Rubber declined for a second day to the lowest level in more than a week after Toyota Motor Corp. (7203) said its car production in Europe will be halted later this month, boosting speculation demand for tires will weaken.
The September-delivery contract lost as much as 4.6 percent to 438.2 yen per kilogram ($5,210 a metric ton), the lowest level since April 4. It settled at 450.4 yen on the Tokyo Commodity Exchange.
Output at Toyota’s five European plants will be halted for several days in late April and early May because of a shortage of parts as a result of the March 11 earthquake in Japan, the company said yesterday. The world’s biggest automaker also told U.S. dealers that assembly disruptions triggered by the record quake may thin supplies of vehicles into the third quarter.
“The car industry has not yet recovered from damage caused by the quake, Kazuhiko Saito, an analyst at commodity broker Fujitomi Co. in Tokyo, said by phone today. “Concerns about demand put a drag on rubber prices.”
The Japanese government cut its assessment of the economy for the first time in six months after the earthquake and tsunami that followed killed more than 12,000 and led to the worst nuclear crisis since Chernobyl.
“Although the Japanese economy was picking up, it has shown weakness” since the temblor, the Cabinet Office said in a report today. A power shortage that resulted from a crippled nuclear facility, delays in resolving supply-chain disruptions and costlier oil threaten to depress growth further, it said.
Oil Rebounds
Losses in rubber futures were limited as oil gained for the first time in three days, raising the appeal of the commodity as an alternative to synthetic products made from petroleum.
Crude oil for May delivery rose 0.6 percent to $106.92 per barrel in electronic trading on theNew York Mercantile Exchange at 3:52 p.m.
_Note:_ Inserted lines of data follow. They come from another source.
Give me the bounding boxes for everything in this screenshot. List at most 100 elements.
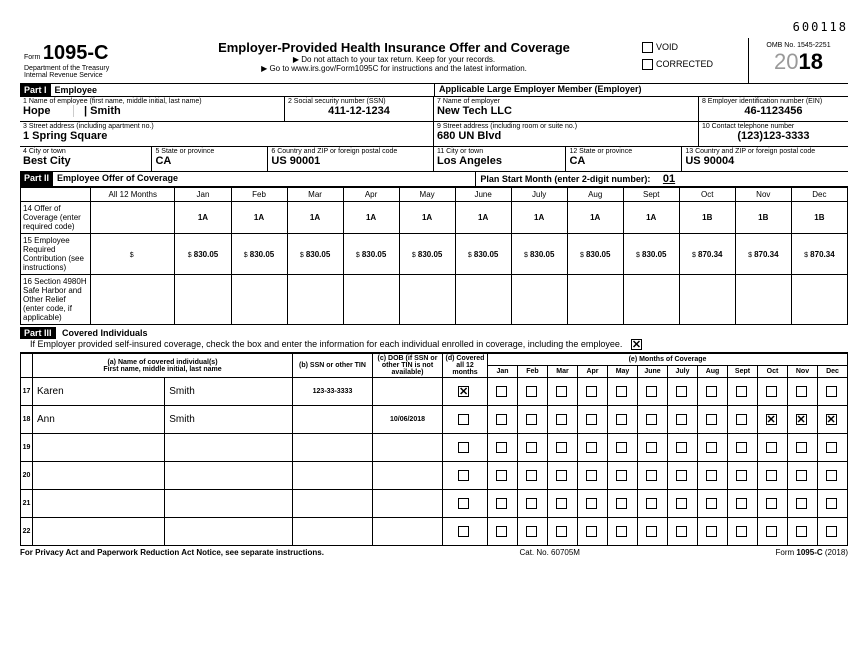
- p3-month[interactable]: [518, 406, 548, 434]
- p3-month[interactable]: [728, 490, 758, 518]
- p3-all12[interactable]: [443, 406, 488, 434]
- p3-month[interactable]: [548, 490, 578, 518]
- p3-month[interactable]: [638, 406, 668, 434]
- p3-month[interactable]: [758, 406, 788, 434]
- p3-all12[interactable]: [443, 378, 488, 406]
- p3-month[interactable]: [698, 406, 728, 434]
- p3-month[interactable]: [578, 378, 608, 406]
- p3-month[interactable]: [818, 406, 848, 434]
- p3-month[interactable]: [698, 518, 728, 546]
- p2-cell: 1A: [623, 202, 679, 234]
- p3-month[interactable]: [638, 434, 668, 462]
- p3-all12[interactable]: [443, 490, 488, 518]
- corrected-checkbox[interactable]: [642, 59, 653, 70]
- employer-title: Applicable Large Employer Member (Employ…: [435, 83, 646, 95]
- p3-all12[interactable]: [443, 462, 488, 490]
- p3-month[interactable]: [638, 490, 668, 518]
- p3-month[interactable]: [578, 434, 608, 462]
- p3-month[interactable]: [488, 378, 518, 406]
- p3-dob: [373, 378, 443, 406]
- p3-month[interactable]: [608, 490, 638, 518]
- p3-month[interactable]: [728, 406, 758, 434]
- p3-month[interactable]: [548, 518, 578, 546]
- p3-month[interactable]: [788, 490, 818, 518]
- employer-name: New Tech LLC: [437, 105, 695, 117]
- void-checkbox[interactable]: [642, 42, 653, 53]
- p3-month[interactable]: [728, 378, 758, 406]
- p3-month[interactable]: [668, 434, 698, 462]
- p3-month[interactable]: [608, 406, 638, 434]
- p3-month[interactable]: [668, 378, 698, 406]
- p3-month[interactable]: [608, 434, 638, 462]
- form-title: Employer-Provided Health Insurance Offer…: [158, 40, 630, 55]
- p3-month[interactable]: [578, 462, 608, 490]
- self-insured-checkbox[interactable]: [631, 339, 642, 350]
- p3-all12[interactable]: [443, 518, 488, 546]
- p3-month[interactable]: [548, 378, 578, 406]
- p3-month[interactable]: [488, 462, 518, 490]
- l13-label: 13 Country and ZIP or foreign postal cod…: [685, 148, 845, 155]
- p3-month[interactable]: [518, 518, 548, 546]
- form-footer: For Privacy Act and Paperwork Reduction …: [20, 548, 848, 557]
- p3-month[interactable]: [818, 434, 848, 462]
- employee-addr: 1 Spring Square: [23, 130, 430, 142]
- p3-month[interactable]: [788, 434, 818, 462]
- p3-month[interactable]: [548, 462, 578, 490]
- p3-month[interactable]: [488, 518, 518, 546]
- p3-month[interactable]: [578, 490, 608, 518]
- p3-month[interactable]: [608, 518, 638, 546]
- p3-month[interactable]: [698, 462, 728, 490]
- p3-month[interactable]: [518, 462, 548, 490]
- p3-month[interactable]: [788, 406, 818, 434]
- p3-month[interactable]: [548, 434, 578, 462]
- p3-month[interactable]: [548, 406, 578, 434]
- p3-month[interactable]: [518, 434, 548, 462]
- p3-month[interactable]: [608, 378, 638, 406]
- p3-month[interactable]: [698, 490, 728, 518]
- p3-month[interactable]: [668, 406, 698, 434]
- p3-month[interactable]: [488, 490, 518, 518]
- p3-month[interactable]: [728, 462, 758, 490]
- p3-month[interactable]: [698, 434, 728, 462]
- p3-month[interactable]: [578, 518, 608, 546]
- p3-month[interactable]: [668, 462, 698, 490]
- p3-month[interactable]: [758, 434, 788, 462]
- part2-title: Employee Offer of Coverage: [53, 172, 182, 186]
- p3-month[interactable]: [668, 490, 698, 518]
- p3-month[interactable]: [518, 490, 548, 518]
- p3-month[interactable]: [788, 462, 818, 490]
- p3-ssn: [293, 462, 373, 490]
- p2-cell: $830.05: [231, 234, 287, 275]
- p3-month[interactable]: [488, 406, 518, 434]
- p3-month[interactable]: [758, 462, 788, 490]
- p3-month[interactable]: [608, 462, 638, 490]
- p2-cell: 1B: [679, 202, 735, 234]
- p3-month[interactable]: [728, 434, 758, 462]
- p3-month[interactable]: [758, 490, 788, 518]
- p3-month[interactable]: [818, 518, 848, 546]
- p3-month[interactable]: [728, 518, 758, 546]
- p3-month[interactable]: [638, 518, 668, 546]
- p3-month[interactable]: [818, 490, 848, 518]
- p3-month[interactable]: [668, 518, 698, 546]
- p3-month[interactable]: [788, 378, 818, 406]
- p3-last: [165, 518, 293, 546]
- p3-month[interactable]: [758, 518, 788, 546]
- p3-month[interactable]: [758, 378, 788, 406]
- p3-month[interactable]: [818, 378, 848, 406]
- p3-first: [33, 518, 165, 546]
- l12-label: 12 State or province: [569, 148, 678, 155]
- p3-month[interactable]: [638, 462, 668, 490]
- employer-ein: 46-1123456: [702, 105, 845, 117]
- p3-month[interactable]: [578, 406, 608, 434]
- form-id-block: Form 1095-C Department of the Treasury I…: [20, 38, 150, 83]
- p2-cell: [175, 275, 231, 325]
- p3-all12[interactable]: [443, 434, 488, 462]
- p3-month[interactable]: [818, 462, 848, 490]
- p3-month[interactable]: [488, 434, 518, 462]
- p3-month[interactable]: [518, 378, 548, 406]
- p3-month[interactable]: [788, 518, 818, 546]
- p3-month[interactable]: [698, 378, 728, 406]
- p3-month[interactable]: [638, 378, 668, 406]
- p2-cell: 1A: [399, 202, 455, 234]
Tokyo time amid speculation that U.S. gasoline stockpiles are shrinking.
Oil tumbled 5.9 percent on April 11 and 12, the biggest two-day retreat since May 14 and May 17 in 2010. The IEA reported signs of an oil-demand “slowdown” in its monthly Oil Market Report.
The physical price of Thai rubber was unchanged at 184.8 baht ($6.15) a kilogram yesterday, according to the Rubber Research Institute of Thailand. The price was supported as supply fell after recent floods in southern Thailand, it said. The Thai market was closed for national holiday today.
The floods in 10 southern provinces have killed 61 people, according to the Department of Disaster Prevention & Mitigation. About 50,000 rai (19,641 acres) of rubber plantations in the nation, the largest producer and exporter, have been damaged.
Rubber for September delivery in Shanghai gained 0.3 percent to 36,555 yuan ($5,595) a ton.